Forcing inlining of instrumentation functions in GCC

Hi,

This question might be a little too esoteric even for GQ on SDMB (or anywhere else for that matter), but I can’t seem to be able to find an answer by searching other forums, and hey this is my home!

I’m running SDE 4.1 GCC 2.96 custom version for MIPS 4k (yeah I know, ancient, but we won’t get into that) and I need to do something rather weird. I need to force inlining of

__cyg_profile_func_enter
__cyg_profile_func_exit

instrumentation function calls that GCC can add with -finstrument-functions. Simply declaring those as “static inline” inside each file has not proved successful - specifically on the assembly dump it still generates the function code and a global address for them, and in each instrumented function I see a “jal __cyg_profile_func_enter” in the beginning and “jal __cyg_profile_func_exit” in the end, i.e. not inlined at all (even those the functions are defined in that very same file and are right there next to it in the assembly dump)

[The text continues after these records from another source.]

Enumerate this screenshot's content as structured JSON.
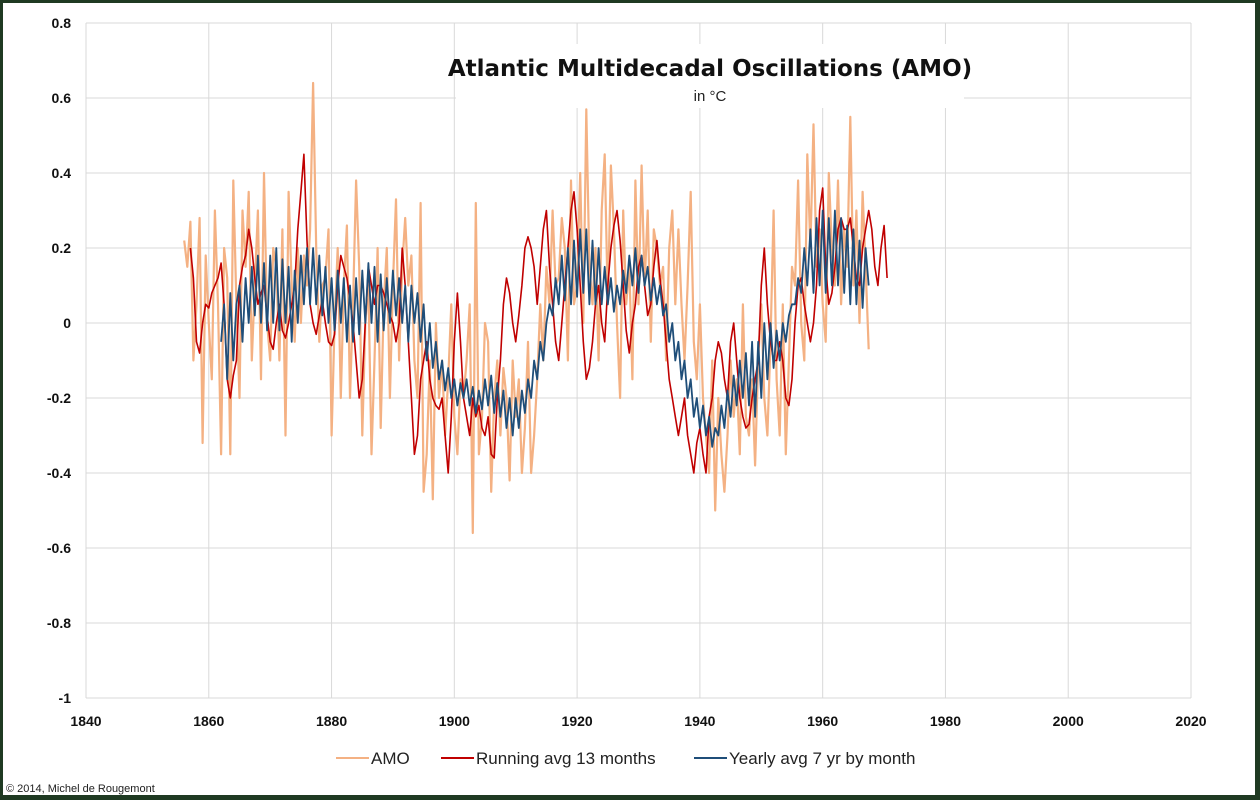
{
  "chart_data": {
    "type": "line",
    "title": "Atlantic Multidecadal Oscillations (AMO)",
    "subtitle": "in °C",
    "xlabel": "",
    "ylabel": "",
    "xlim": [
      1840,
      2020
    ],
    "ylim": [
      -1,
      0.8
    ],
    "x_ticks": [
      1840,
      1860,
      1880,
      1900,
      1920,
      1940,
      1960,
      1980,
      2000,
      2020
    ],
    "y_ticks": [
      0.8,
      0.6,
      0.4,
      0.2,
      0,
      -0.2,
      -0.4,
      -0.6,
      -0.8,
      -1
    ],
    "y_tick_labels": [
      "0.8",
      "0.6",
      "0.4",
      "0.2",
      "0",
      "-0.2",
      "-0.4",
      "-0.6",
      "-0.8",
      "-1"
    ],
    "grid": true,
    "legend_position": "bottom",
    "series": [
      {
        "name": "AMO",
        "color": "#f4b183",
        "x_start": 1856,
        "x_step": 0.5,
        "values": [
          0.22,
          0.15,
          0.27,
          -0.1,
          0.05,
          0.28,
          -0.32,
          0.18,
          0.0,
          -0.15,
          0.3,
          0.05,
          -0.35,
          0.2,
          0.12,
          -0.35,
          0.38,
          0.05,
          -0.2,
          0.3,
          0.15,
          0.35,
          -0.1,
          0.1,
          0.3,
          -0.15,
          0.4,
          0.0,
          -0.1,
          0.2,
          0.15,
          -0.1,
          0.25,
          -0.3,
          0.35,
          0.1,
          -0.05,
          0.2,
          0.0,
          0.18,
          0.1,
          0.25,
          0.64,
          0.2,
          -0.05,
          0.1,
          0.12,
          0.25,
          -0.3,
          0.0,
          0.2,
          -0.2,
          0.1,
          0.26,
          -0.2,
          0.05,
          0.38,
          0.15,
          -0.3,
          0.0,
          0.1,
          -0.35,
          -0.1,
          0.2,
          -0.28,
          0.05,
          0.2,
          -0.2,
          0.1,
          0.33,
          -0.1,
          0.15,
          0.28,
          0.1,
          0.18,
          -0.1,
          -0.2,
          0.32,
          -0.45,
          -0.35,
          -0.1,
          -0.47,
          0.0,
          -0.2,
          -0.1,
          -0.3,
          -0.15,
          0.05,
          -0.25,
          -0.35,
          -0.15,
          -0.2,
          -0.1,
          0.05,
          -0.56,
          0.32,
          -0.35,
          -0.25,
          0.0,
          -0.05,
          -0.45,
          -0.2,
          -0.1,
          -0.3,
          -0.12,
          -0.2,
          -0.42,
          -0.1,
          -0.25,
          -0.15,
          -0.4,
          -0.28,
          -0.05,
          -0.4,
          -0.3,
          -0.15,
          0.05,
          -0.1,
          0.15,
          0.05,
          0.3,
          0.1,
          0.12,
          0.28,
          0.2,
          -0.1,
          0.38,
          0.05,
          0.1,
          0.4,
          0.0,
          0.57,
          0.15,
          0.05,
          0.2,
          -0.1,
          0.3,
          0.45,
          0.05,
          0.42,
          0.25,
          0.0,
          -0.2,
          0.3,
          0.05,
          0.15,
          -0.15,
          0.38,
          0.05,
          0.42,
          0.1,
          0.3,
          -0.05,
          0.25,
          0.2,
          0.1,
          0.15,
          -0.1,
          0.2,
          0.3,
          0.05,
          0.25,
          0.05,
          -0.1,
          0.1,
          0.35,
          -0.05,
          -0.15,
          0.05,
          -0.2,
          -0.3,
          -0.4,
          -0.1,
          -0.5,
          -0.2,
          -0.35,
          -0.45,
          -0.3,
          -0.1,
          -0.25,
          -0.15,
          -0.35,
          0.05,
          -0.25,
          -0.3,
          -0.15,
          -0.38,
          -0.1,
          0.05,
          -0.2,
          -0.3,
          -0.05,
          0.3,
          -0.15,
          -0.3,
          0.05,
          -0.35,
          -0.1,
          0.15,
          0.1,
          0.38,
          0.0,
          -0.1,
          0.45,
          0.2,
          0.53,
          0.15,
          0.25,
          0.05,
          -0.05,
          0.4,
          0.2,
          0.1,
          0.38,
          0.05,
          0.25,
          0.15,
          0.55,
          0.1,
          0.3,
          0.0,
          0.35,
          0.15,
          -0.07
        ]
      },
      {
        "name": "Running avg 13 months",
        "color": "#c00000",
        "x_start": 1857,
        "x_step": 0.5,
        "values": [
          0.2,
          0.12,
          -0.05,
          -0.08,
          0.0,
          0.05,
          0.04,
          0.08,
          0.1,
          0.12,
          0.16,
          0.05,
          -0.15,
          -0.2,
          -0.14,
          -0.1,
          0.1,
          0.15,
          0.18,
          0.25,
          0.2,
          0.12,
          0.05,
          0.08,
          0.1,
          0.02,
          -0.05,
          -0.07,
          0.0,
          0.05,
          -0.02,
          -0.04,
          0.0,
          0.05,
          0.1,
          0.25,
          0.35,
          0.45,
          0.22,
          0.05,
          0.0,
          -0.03,
          0.02,
          0.06,
          0.0,
          -0.05,
          -0.06,
          -0.03,
          0.1,
          0.18,
          0.15,
          0.12,
          0.06,
          0.0,
          -0.1,
          -0.2,
          -0.15,
          0.0,
          0.15,
          0.1,
          0.05,
          0.1,
          0.1,
          0.08,
          0.05,
          0.02,
          0.0,
          -0.05,
          0.0,
          0.2,
          0.1,
          -0.05,
          -0.2,
          -0.35,
          -0.3,
          -0.15,
          -0.1,
          -0.05,
          -0.15,
          -0.2,
          -0.22,
          -0.23,
          -0.2,
          -0.3,
          -0.4,
          -0.25,
          -0.05,
          0.08,
          -0.05,
          -0.2,
          -0.25,
          -0.3,
          -0.2,
          -0.25,
          -0.22,
          -0.28,
          -0.3,
          -0.25,
          -0.35,
          -0.36,
          -0.2,
          -0.1,
          0.05,
          0.12,
          0.08,
          0.0,
          -0.05,
          0.02,
          0.1,
          0.2,
          0.23,
          0.2,
          0.15,
          0.05,
          0.15,
          0.25,
          0.3,
          0.15,
          0.05,
          -0.05,
          -0.1,
          0.0,
          0.1,
          0.2,
          0.3,
          0.35,
          0.25,
          0.1,
          -0.05,
          -0.15,
          -0.12,
          -0.05,
          0.05,
          0.1,
          0.0,
          -0.05,
          0.1,
          0.2,
          0.26,
          0.3,
          0.22,
          0.1,
          -0.02,
          -0.08,
          0.0,
          0.05,
          0.15,
          0.18,
          0.1,
          0.02,
          0.05,
          0.15,
          0.22,
          0.12,
          0.05,
          -0.05,
          -0.15,
          -0.2,
          -0.25,
          -0.3,
          -0.25,
          -0.2,
          -0.3,
          -0.35,
          -0.4,
          -0.32,
          -0.28,
          -0.35,
          -0.4,
          -0.25,
          -0.2,
          -0.1,
          -0.05,
          -0.08,
          -0.15,
          -0.2,
          -0.05,
          0.0,
          -0.1,
          -0.2,
          -0.25,
          -0.28,
          -0.27,
          -0.2,
          -0.15,
          -0.1,
          0.1,
          0.2,
          0.05,
          -0.05,
          -0.1,
          -0.1,
          -0.05,
          -0.1,
          -0.2,
          -0.22,
          -0.15,
          0.0,
          0.1,
          0.12,
          0.05,
          0.0,
          -0.05,
          0.0,
          0.1,
          0.3,
          0.36,
          0.15,
          0.05,
          0.08,
          0.15,
          0.25,
          0.28,
          0.25,
          0.25,
          0.28,
          0.2,
          0.12,
          0.1,
          0.2,
          0.25,
          0.3,
          0.25,
          0.15,
          0.1,
          0.2,
          0.26,
          0.12
        ]
      },
      {
        "name": "Yearly avg 7 yr by month",
        "color": "#1f4e79",
        "x_start": 1862,
        "x_step": 0.5,
        "values": [
          -0.05,
          0.05,
          -0.15,
          0.08,
          -0.1,
          0.05,
          0.1,
          -0.05,
          0.12,
          0.0,
          0.15,
          0.02,
          0.18,
          0.0,
          0.16,
          -0.02,
          0.18,
          0.0,
          0.2,
          -0.02,
          0.17,
          0.0,
          0.15,
          -0.05,
          0.14,
          0.0,
          0.18,
          0.05,
          0.2,
          0.05,
          0.2,
          0.05,
          0.18,
          0.02,
          0.15,
          0.0,
          0.12,
          -0.02,
          0.14,
          0.0,
          0.12,
          -0.05,
          0.1,
          -0.05,
          0.12,
          -0.03,
          0.14,
          0.0,
          0.16,
          0.0,
          0.15,
          -0.05,
          0.13,
          -0.02,
          0.12,
          0.0,
          0.14,
          0.02,
          0.12,
          0.0,
          0.1,
          -0.05,
          0.1,
          0.0,
          0.08,
          -0.05,
          0.05,
          -0.1,
          0.0,
          -0.12,
          -0.05,
          -0.15,
          -0.1,
          -0.18,
          -0.12,
          -0.2,
          -0.15,
          -0.22,
          -0.16,
          -0.2,
          -0.15,
          -0.22,
          -0.17,
          -0.24,
          -0.18,
          -0.23,
          -0.15,
          -0.22,
          -0.14,
          -0.24,
          -0.16,
          -0.25,
          -0.18,
          -0.28,
          -0.2,
          -0.3,
          -0.2,
          -0.28,
          -0.18,
          -0.24,
          -0.15,
          -0.2,
          -0.1,
          -0.15,
          -0.05,
          -0.1,
          0.0,
          0.05,
          0.02,
          0.12,
          0.05,
          0.18,
          0.06,
          0.2,
          0.05,
          0.22,
          0.07,
          0.25,
          0.08,
          0.25,
          0.05,
          0.22,
          0.05,
          0.2,
          0.05,
          0.15,
          0.05,
          0.12,
          0.03,
          0.1,
          0.05,
          0.14,
          0.08,
          0.18,
          0.1,
          0.2,
          0.08,
          0.18,
          0.1,
          0.15,
          0.06,
          0.12,
          0.05,
          0.1,
          0.02,
          0.05,
          -0.05,
          0.0,
          -0.1,
          -0.05,
          -0.15,
          -0.1,
          -0.2,
          -0.15,
          -0.25,
          -0.2,
          -0.28,
          -0.22,
          -0.3,
          -0.25,
          -0.33,
          -0.28,
          -0.3,
          -0.22,
          -0.28,
          -0.18,
          -0.25,
          -0.14,
          -0.22,
          -0.1,
          -0.2,
          -0.08,
          -0.22,
          -0.05,
          -0.25,
          -0.05,
          -0.2,
          0.0,
          -0.15,
          0.0,
          -0.12,
          -0.02,
          -0.1,
          0.0,
          -0.05,
          0.02,
          0.05,
          0.05,
          0.12,
          0.08,
          0.2,
          0.1,
          0.25,
          0.08,
          0.28,
          0.1,
          0.3,
          0.08,
          0.28,
          0.1,
          0.3,
          0.1,
          0.28,
          0.08,
          0.26,
          0.05,
          0.25,
          0.05,
          0.22,
          0.04,
          0.2,
          0.1
        ]
      }
    ]
  },
  "credit": "© 2014, Michel de Rougemont"
}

Now, I don’t have an environment handy for compiling this particular version of GCC, nor can I find the sources right now (and using other versions, even slightly, has proved unsuccessful in the past). Besides, diving into GCC sources head first is a good way to earn oneself an aneurism. What I am willing to settle for is a way to insert/generate function entry/exit inline code into about a million lines of C code. I’m willing to write this code myself in assembly if need be, but I don’t want to change the build environment too much.

Any suggestions on how to force GCC to either inline those functions or how to force it to generate my own custom profiling code?
Thank you very much,

Best regards,

Groman
P.S. Bonus lightning round question: Does anybody know of a trick to inform each function during the linking stage what section it gets linked into? (Using GCC + GNU LD, optimally) Something like automatically putting a static var __ld_section; into each function and then having LD backpatch all those with the section address or something along those lines? In my custom profiling code I will need to know what object file section it got loaded from somehow.

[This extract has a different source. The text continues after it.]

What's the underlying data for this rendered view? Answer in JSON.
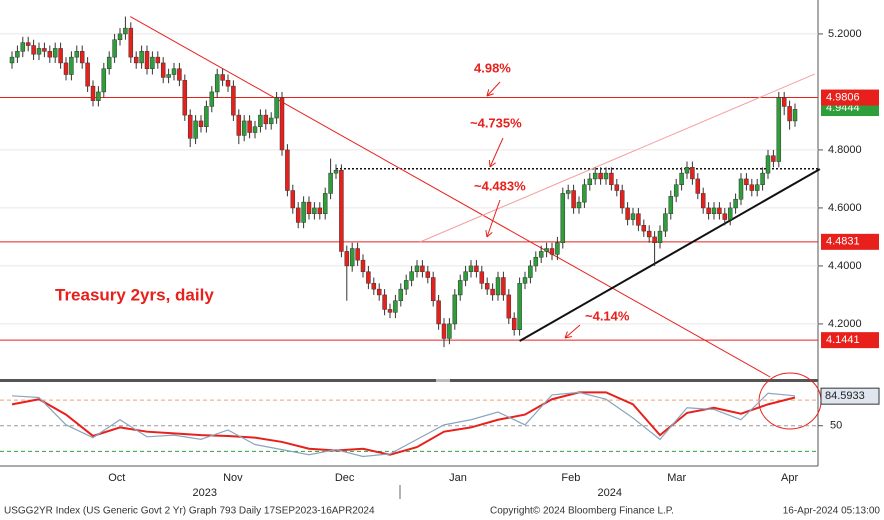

Does it have to be an inline function, or can you use a macro? Macros will definitely expand inline, though if you need the function for its return value it may not be trivial to convert the function statement(s) to an expression.

Well, I would love a macro but I don’t see a way to force a MACRO to automatically expand in the beginning and end of every of some several thousand functions, other than putting it in by hand, and even then, this being reasonably standard C it would have to somehow expand into code that’s guaranteed to run before any declarations of the form “int i = blah();” at the top of the function. I do not think C guarantees that the first variable declaration’s initial value gets evaluated first, does it?

Ah, I understand now. I don’t know what the standard says (or, more important, what your version of gcc does) for variable initialization order, though you may be able to figure it out by experimentation. But I think that the “;”, even following a variable declaration, is a sequence point, meaning that the side effects of the preceding statement must be complete before the following statement begins. So manually adding the entry and exit code in every function should capture variable initialization as well. (This is not strict ANSI C, since ANSI requires declaration/initialization before code; but unless you’re using -pedantic gcc should allow it.)

I guess you could still use macros at the calling side, though it would be very ugly. (Replace all “a=f(b)” with “(ENTRY,a=f(b),EXIT,a)” where ENTRY and EXIT are the profiling functions.)

Is “inline” even supported by your version of gcc? Are you using -ansi or some similar -std? I suppose you’ve read the gcc man, but just in case:

There may also be options controlling the maximum size of inlined functions (there are on my gcc, but your version may differ).

Have you looked at the actual linked code to see what’s happening? The inlining may be done by the linker, so you wouldn’t necessarily see it in the per-file assembly dump.

Like you said, if each variable initialization is a separate statement, the compiler will honor the order of statements. IIRC, the C++ standard doesn’t even specify in what order function parameters will be evaluated, so that’s where you see cross-compiler variation.